Beginning of life in solitude
This does not mean that I dislike school subjects. I had a special liking for school studies. However, because I had confidence in my intellectual capacity, I did not worry too much about my studies. I worked very hard at the examination time, so that I got good results. Mostly I used to be one of the first three top students. The teachers treated me nicely for that reason.
In those days, I had formed a habit of getting up in the small hours of the night and praying. Hence, as a rule, I slept alone on the terrace for which the Superintendent had granted me the permission. I would get up at about one o’clock at night and pray to God regularly. I knew of no particular method of meditation. I mostly tended to stop the breathing process because I believed that that led to the state of ‘Samadhi’. Like Ramakrishna, I had also started meditating after discarding all clothes. But how can one reach the state of ‘Samadhi’ so easily? It needs extraordinary practice. Nevertheless, I did find joy even in that state of mine.

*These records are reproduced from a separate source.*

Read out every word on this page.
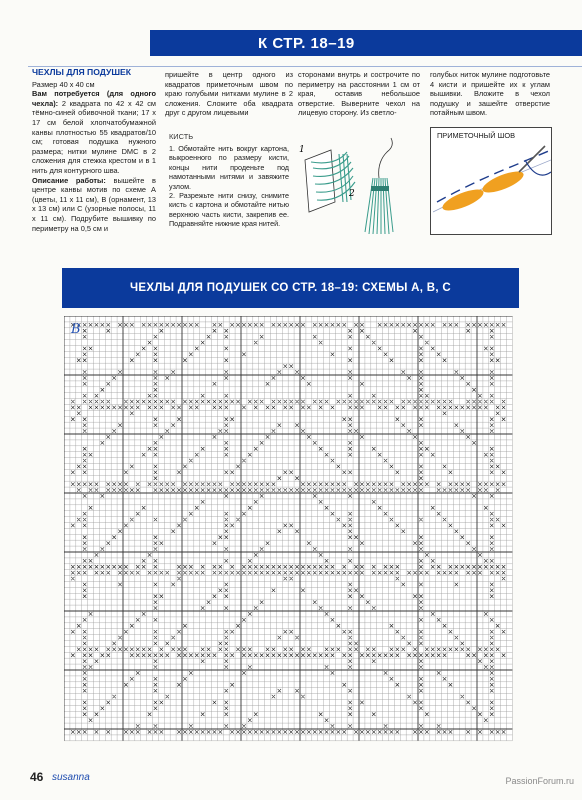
К СТР. 18–19
ЧЕХЛЫ ДЛЯ ПОДУШЕК
Размер 40 х 40 см
Вам потребуется (для одного чехла): 2 квадрата по 42 х 42 см тёмно-синей обивочной ткани; 17 х 17 см белой хлопчатобумажной канвы плотностью 55 квадратов/10 см; готовая подушка нужного размера; нитки мулине DMC в 2 сложения для стежка крестом и в 1 нить для контурного шва.
Описание работы: вышейте в центре канвы мотив по схеме А (цветы, 11 х 11 см), В (орнамент, 13 х 13 см) или С (узорные полосы, 11 х 11 см). Подрубите вышивку по периметру на 0,5 см и
пришейте в центр одного из квадратов приметочным швом по краю голубыми нитками мулине в 2 сложения. Сложите оба квадрата друг с другом лицевыми
сторонами внутрь и сострочите по периметру на расстоянии 1 см от края, оставив небольшое отверстие. Выверните чехол на лицевую сторону. Из светло-
голубых ниток мулине подготовьте 4 кисти и пришейте их к углам вышивки. Вложите в чехол подушку и зашейте отверстие потайным швом.
КИСТЬ
1. Обмотайте нить вокруг картона, выкроенного по размеру кисти, концы нити проденьте под намотанными нитями и завяжите узлом.
2. Разрежьте нити снизу, снимите кисть с картона и обмотайте нитью верхнюю часть кисти, закрепив ее. Подравняйте нижние края нитей.
1
2
ПРИМЕТОЧНЫЙ ШОВ
ЧЕХЛЫ ДЛЯ ПОДУШЕК СО СТР. 18–19: СХЕМЫ А, В, С
B
46 susanna	PassionForum.ru
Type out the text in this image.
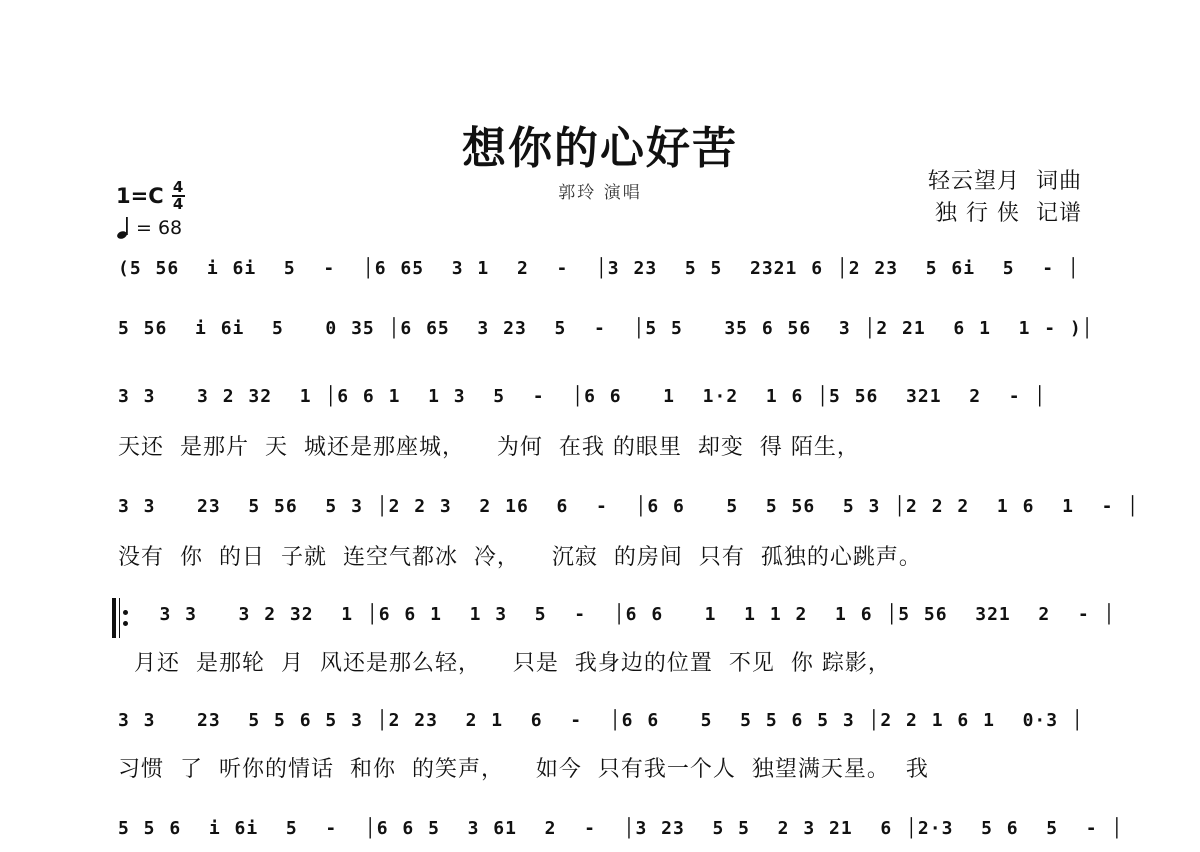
想你的心好苦
郭玲 演唱	轻云望月  词曲
独 行 侠  记谱
1=C 4
4
= 68
(5 56  i 6i  5  -  │6 65  3 1  2  -  │3 23  5 5  2321 6 │2 23  5 6i  5  - │
5 56  i 6i  5   0 35 │6 65  3 23  5  -  │5 5   35 6 56  3 │2 21  6 1  1 - )│
3 3   3 2 32  1 │6 6 1  1 3  5  -  │6 6   1  1·2  1 6 │5 56  321  2  - │
天还  是那片  天  城还是那座城，    为何  在我 的眼里  却变  得 陌生，
3 3   23  5 56  5 3 │2 2 3  2 16  6  -  │6 6   5  5 56  5 3 │2 2 2  1 6  1  - │
没有  你  的日  子就  连空气都冰  冷，    沉寂  的房间  只有  孤独的心跳声。
3 3   3 2 32  1 │6 6 1  1 3  5  -  │6 6   1  1 1 2  1 6 │5 56  321  2  - │
月还  是那轮  月  风还是那么轻，    只是  我身边的位置  不见  你 踪影，
3 3   23  5 5 6 5 3 │2 23  2 1  6  -  │6 6   5  5 5 6 5 3 │2 2 1 6 1  0·3 │
习惯  了  听你的情话  和你  的笑声，    如今  只有我一个人  独望满天星。  我
5 5 6  i 6i  5  -  │6 6 5  3 61  2  -  │3 23  5 5  2 3 21  6 │2·3  5 6  5  - │
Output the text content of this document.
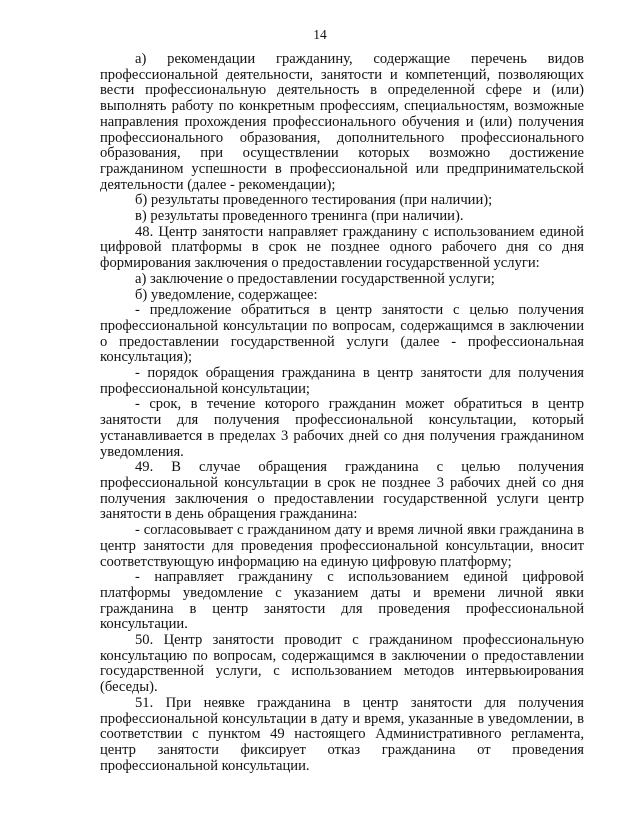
14

а) рекомендации гражданину, содержащие перечень видов профессиональной деятельности, занятости и компетенций, позволяющих вести профессиональную деятельность в определенной сфере и (или) выполнять работу по конкретным профессиям, специальностям, возможные направления прохождения профессионального обучения и (или) получения профессионального образования, дополнительного профессионального образования, при осуществлении которых возможно достижение гражданином успешности в профессиональной или предпринимательской деятельности (далее - рекомендации);

б) результаты проведенного тестирования (при наличии);

в) результаты проведенного тренинга (при наличии).

48. Центр занятости направляет гражданину с использованием единой цифровой платформы в срок не позднее одного рабочего дня со дня формирования заключения о предоставлении государственной услуги:

а) заключение о предоставлении государственной услуги;

б) уведомление, содержащее:

- предложение обратиться в центр занятости с целью получения профессиональной консультации по вопросам, содержащимся в заключении о предоставлении государственной услуги (далее - профессиональная консультация);

- порядок обращения гражданина в центр занятости для получения профессиональной консультации;

- срок, в течение которого гражданин может обратиться в центр занятости для получения профессиональной консультации, который устанавливается в пределах 3 рабочих дней со дня получения гражданином уведомления.

49. В случае обращения гражданина с целью получения профессиональной консультации в срок не позднее 3 рабочих дней со дня получения заключения о предоставлении государственной услуги центр занятости в день обращения гражданина:

- согласовывает с гражданином дату и время личной явки гражданина в центр занятости для проведения профессиональной консультации, вносит соответствующую информацию на единую цифровую платформу;

- направляет гражданину с использованием единой цифровой платформы уведомление с указанием даты и времени личной явки гражданина в центр занятости для проведения профессиональной консультации.

50. Центр занятости проводит с гражданином профессиональную консультацию по вопросам, содержащимся в заключении о предоставлении государственной услуги, с использованием методов интервьюирования (беседы).

51. При неявке гражданина в центр занятости для получения профессиональной консультации в дату и время, указанные в уведомлении, в соответствии с пунктом 49 настоящего Административного регламента, центр занятости фиксирует отказ гражданина от проведения профессиональной консультации.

I did not have any idea of the methodology of prayer either. All I knew was that God was the Mother of the World and I was Her child. God was present everywhere, but it had become extremely hard to realize God for want of purity and love. To attain the state of purity and love and reach God, One must pray from the depth of heart. One must open up his heart before him. I felt overwhelmed while I engaged myself in prayer. Sometimes I would be so overwhelmed with emotion that I would start rolling on the terrace or in the Chowpatty sands. Moreover, sometimes, remembering my blunders, would rub my head on the ground in remorse. Hours would pass like this in prayers. That experience of feeling love grew more intense day by day. Then I started feeling the presence of Mother in every leaf and every tree. I felt Mother was embracing me in the form of the waves of the Chowpatty sea. I felt only the presence of Mother in the sands on the shore, in flowers, in wings of butterflies, in the melodious tunes of birds. I experienced only Mother’s love. I had got into the habit of bowing to a woman on the road, thinking her to be Mother’s manifestation.